TV review: Save Me, Sky Atlantic

Gritty, grimy suburban thriller written, created and starring Lennie James
It starts, like so many thrillers, with a missing girl. But Save Me feels very different to the rest of the genre. It refuses to make crime glamourous and feels more like a documentary with its hovering handheld shots and intrusive low angles.
Set on a high rise estate in Deptford, Nelly (Lennie James) is the estranged father under suspicion after his daughter (Jody, played by Indeyarna Donaldson-Holness) goes missing, a child he hasn't seen for over a decade. Suranne Jones plays the distraught mother, Claire. With each episode the list of suspects grows, mainly drawn from Nelly's drinking buddies at rough and ready boozer the Palm Tree. By episode five Save Me has burrowed into some particularly dark and unpleasant corners.
James has given himself a lot of work, he not only wrote and created Save Me, but he's onscreen about 90% of the time. Nelly isn't an easy man to like: a drinker, a chancer, sleeping around, skirting the edge of the law, an angry man teetering on the edge of violence. Complex and contradictory, desperate for redemption, James makes Nelly feel incredibly real. And as the BBC's Doctor Foster proved, no one does simmering barely veiled pain like Jones.

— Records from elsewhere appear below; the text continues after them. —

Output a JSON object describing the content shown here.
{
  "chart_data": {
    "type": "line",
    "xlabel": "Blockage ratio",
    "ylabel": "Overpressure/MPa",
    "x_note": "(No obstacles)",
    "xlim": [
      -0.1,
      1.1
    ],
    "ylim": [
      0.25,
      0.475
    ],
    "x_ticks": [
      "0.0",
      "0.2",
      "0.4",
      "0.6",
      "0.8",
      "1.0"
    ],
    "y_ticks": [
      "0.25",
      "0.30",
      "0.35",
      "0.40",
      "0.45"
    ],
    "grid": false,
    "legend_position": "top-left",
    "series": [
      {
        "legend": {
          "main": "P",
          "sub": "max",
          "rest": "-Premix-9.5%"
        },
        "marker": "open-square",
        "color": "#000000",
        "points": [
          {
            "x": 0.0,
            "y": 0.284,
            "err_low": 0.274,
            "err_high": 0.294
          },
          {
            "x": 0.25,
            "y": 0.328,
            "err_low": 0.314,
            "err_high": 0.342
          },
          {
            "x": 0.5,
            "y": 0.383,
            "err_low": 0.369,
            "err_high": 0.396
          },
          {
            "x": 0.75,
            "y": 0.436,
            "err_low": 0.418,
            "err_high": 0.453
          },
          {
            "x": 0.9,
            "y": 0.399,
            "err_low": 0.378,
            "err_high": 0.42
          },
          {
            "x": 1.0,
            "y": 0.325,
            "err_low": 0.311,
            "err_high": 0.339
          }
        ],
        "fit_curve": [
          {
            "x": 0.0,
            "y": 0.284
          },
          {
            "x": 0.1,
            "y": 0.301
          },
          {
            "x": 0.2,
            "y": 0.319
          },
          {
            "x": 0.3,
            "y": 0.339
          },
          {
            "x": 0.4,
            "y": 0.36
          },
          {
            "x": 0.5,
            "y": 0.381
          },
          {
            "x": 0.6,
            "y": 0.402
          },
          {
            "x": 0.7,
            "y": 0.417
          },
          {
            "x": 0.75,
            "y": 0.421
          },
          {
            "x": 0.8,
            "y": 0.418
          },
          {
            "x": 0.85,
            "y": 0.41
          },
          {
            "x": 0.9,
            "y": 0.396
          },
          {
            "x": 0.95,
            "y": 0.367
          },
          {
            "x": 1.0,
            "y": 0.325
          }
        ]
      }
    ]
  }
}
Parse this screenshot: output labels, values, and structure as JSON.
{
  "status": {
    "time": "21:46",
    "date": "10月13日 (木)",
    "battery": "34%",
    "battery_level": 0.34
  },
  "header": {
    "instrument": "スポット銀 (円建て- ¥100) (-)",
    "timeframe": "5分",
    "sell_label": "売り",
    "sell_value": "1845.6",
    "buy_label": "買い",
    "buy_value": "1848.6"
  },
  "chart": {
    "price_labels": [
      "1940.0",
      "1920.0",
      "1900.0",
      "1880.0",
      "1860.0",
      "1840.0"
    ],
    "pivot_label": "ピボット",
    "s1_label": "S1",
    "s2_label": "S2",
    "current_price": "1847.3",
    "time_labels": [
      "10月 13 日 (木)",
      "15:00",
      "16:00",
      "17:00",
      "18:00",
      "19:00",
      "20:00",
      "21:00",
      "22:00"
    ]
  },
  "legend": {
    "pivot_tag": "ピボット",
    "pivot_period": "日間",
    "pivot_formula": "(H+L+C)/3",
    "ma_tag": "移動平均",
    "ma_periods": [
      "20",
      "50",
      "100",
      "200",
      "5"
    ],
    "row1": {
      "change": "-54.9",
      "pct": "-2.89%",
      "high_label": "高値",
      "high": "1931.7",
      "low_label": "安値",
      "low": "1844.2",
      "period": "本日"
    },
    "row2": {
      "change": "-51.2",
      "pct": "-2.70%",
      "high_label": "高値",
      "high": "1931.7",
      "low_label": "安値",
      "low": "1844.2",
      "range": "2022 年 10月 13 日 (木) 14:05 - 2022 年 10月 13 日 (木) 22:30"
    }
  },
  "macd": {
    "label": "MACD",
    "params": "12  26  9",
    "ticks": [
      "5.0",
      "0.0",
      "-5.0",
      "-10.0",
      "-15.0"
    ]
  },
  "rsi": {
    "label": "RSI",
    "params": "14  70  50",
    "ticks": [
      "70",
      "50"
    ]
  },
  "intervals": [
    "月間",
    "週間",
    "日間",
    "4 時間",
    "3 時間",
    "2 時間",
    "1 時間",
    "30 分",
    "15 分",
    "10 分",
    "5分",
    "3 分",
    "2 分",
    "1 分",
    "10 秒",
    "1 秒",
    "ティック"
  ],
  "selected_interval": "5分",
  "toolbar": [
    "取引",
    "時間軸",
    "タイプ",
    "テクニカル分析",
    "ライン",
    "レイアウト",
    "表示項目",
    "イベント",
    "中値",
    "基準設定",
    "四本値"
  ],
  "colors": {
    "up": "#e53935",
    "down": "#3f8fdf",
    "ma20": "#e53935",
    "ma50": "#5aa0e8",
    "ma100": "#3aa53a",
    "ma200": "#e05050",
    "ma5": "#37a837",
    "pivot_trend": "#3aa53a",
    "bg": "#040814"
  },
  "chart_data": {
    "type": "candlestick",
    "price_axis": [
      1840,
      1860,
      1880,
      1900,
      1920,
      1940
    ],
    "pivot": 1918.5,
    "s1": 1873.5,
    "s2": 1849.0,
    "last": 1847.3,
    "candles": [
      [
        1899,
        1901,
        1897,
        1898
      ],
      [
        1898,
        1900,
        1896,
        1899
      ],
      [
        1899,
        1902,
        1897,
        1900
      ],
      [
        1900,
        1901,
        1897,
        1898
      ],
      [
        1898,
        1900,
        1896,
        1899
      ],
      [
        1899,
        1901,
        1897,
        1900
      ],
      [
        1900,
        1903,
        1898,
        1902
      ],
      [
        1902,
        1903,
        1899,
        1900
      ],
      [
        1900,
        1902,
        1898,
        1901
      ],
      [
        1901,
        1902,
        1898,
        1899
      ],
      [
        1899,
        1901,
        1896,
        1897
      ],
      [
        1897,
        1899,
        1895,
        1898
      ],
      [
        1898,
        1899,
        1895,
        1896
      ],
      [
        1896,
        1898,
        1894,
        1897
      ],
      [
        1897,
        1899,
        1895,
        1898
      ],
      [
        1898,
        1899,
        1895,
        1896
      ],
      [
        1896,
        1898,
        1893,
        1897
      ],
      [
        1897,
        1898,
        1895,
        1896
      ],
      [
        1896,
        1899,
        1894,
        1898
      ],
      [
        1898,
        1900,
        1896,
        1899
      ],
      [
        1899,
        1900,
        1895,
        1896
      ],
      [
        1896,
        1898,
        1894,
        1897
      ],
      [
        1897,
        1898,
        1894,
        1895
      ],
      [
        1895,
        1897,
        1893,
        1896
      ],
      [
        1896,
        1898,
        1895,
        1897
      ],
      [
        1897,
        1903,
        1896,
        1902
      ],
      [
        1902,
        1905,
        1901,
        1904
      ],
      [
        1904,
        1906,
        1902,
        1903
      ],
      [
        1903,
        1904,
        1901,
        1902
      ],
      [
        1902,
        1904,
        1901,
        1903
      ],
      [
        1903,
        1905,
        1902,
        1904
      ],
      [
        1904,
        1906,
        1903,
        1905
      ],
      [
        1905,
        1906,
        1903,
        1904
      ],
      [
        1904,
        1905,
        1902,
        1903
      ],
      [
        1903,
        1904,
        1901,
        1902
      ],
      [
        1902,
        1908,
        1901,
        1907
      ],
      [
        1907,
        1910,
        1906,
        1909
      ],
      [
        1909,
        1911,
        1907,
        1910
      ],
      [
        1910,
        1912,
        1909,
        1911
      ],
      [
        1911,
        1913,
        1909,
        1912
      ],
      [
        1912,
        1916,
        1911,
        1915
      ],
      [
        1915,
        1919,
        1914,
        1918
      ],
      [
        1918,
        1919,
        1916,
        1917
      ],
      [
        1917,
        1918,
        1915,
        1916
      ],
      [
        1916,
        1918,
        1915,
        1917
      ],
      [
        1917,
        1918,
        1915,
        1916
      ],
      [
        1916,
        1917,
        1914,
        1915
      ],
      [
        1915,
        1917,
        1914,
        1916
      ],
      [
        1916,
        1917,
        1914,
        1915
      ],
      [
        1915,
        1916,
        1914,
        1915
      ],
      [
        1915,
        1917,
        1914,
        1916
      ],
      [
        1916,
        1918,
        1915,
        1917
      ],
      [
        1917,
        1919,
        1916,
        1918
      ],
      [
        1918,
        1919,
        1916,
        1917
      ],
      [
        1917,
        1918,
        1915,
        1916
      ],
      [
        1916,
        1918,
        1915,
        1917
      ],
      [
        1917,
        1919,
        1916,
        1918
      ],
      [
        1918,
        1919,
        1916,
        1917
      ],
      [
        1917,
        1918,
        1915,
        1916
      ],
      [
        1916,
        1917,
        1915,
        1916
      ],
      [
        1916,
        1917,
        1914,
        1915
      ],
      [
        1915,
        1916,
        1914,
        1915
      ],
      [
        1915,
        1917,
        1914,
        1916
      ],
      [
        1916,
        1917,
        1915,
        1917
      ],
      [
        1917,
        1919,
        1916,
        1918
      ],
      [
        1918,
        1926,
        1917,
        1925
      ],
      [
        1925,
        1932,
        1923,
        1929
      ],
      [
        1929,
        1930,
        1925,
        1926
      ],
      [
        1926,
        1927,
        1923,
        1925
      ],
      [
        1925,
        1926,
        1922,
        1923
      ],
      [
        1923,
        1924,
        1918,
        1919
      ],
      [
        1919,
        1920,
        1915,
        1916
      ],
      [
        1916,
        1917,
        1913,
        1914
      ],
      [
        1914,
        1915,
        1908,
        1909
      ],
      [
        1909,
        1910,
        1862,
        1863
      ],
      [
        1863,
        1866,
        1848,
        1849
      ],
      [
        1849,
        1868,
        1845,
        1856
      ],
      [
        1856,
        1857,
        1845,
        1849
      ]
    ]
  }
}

James' writing is brutally honest, dealing with messy broken relationships and hard lives. Save Me is a slow burn mystery almost as interested in life at the bottom of the ladder as the abduction that drives the story forward. There are no heroes just human beings struggling to get by, portrayed by some of the UK's best character actors (including Jason Flemyng, Stephen Graham and Kerry Godliman).
Its nearest contemporary is Channel 5's much over-looked Suspects or recent true crime series The Moorside, shows that favoured gritty realism over slickly choreographed criminal capers. Save Me is incredibly strong, sometimes desperately sad, and an often moving piece of work from James.
Episodes watched: one—five of six
Save Me starts on Sky Atlantic, Wed 28 Feb, 9pm (also available live and on catch up via NOW TV).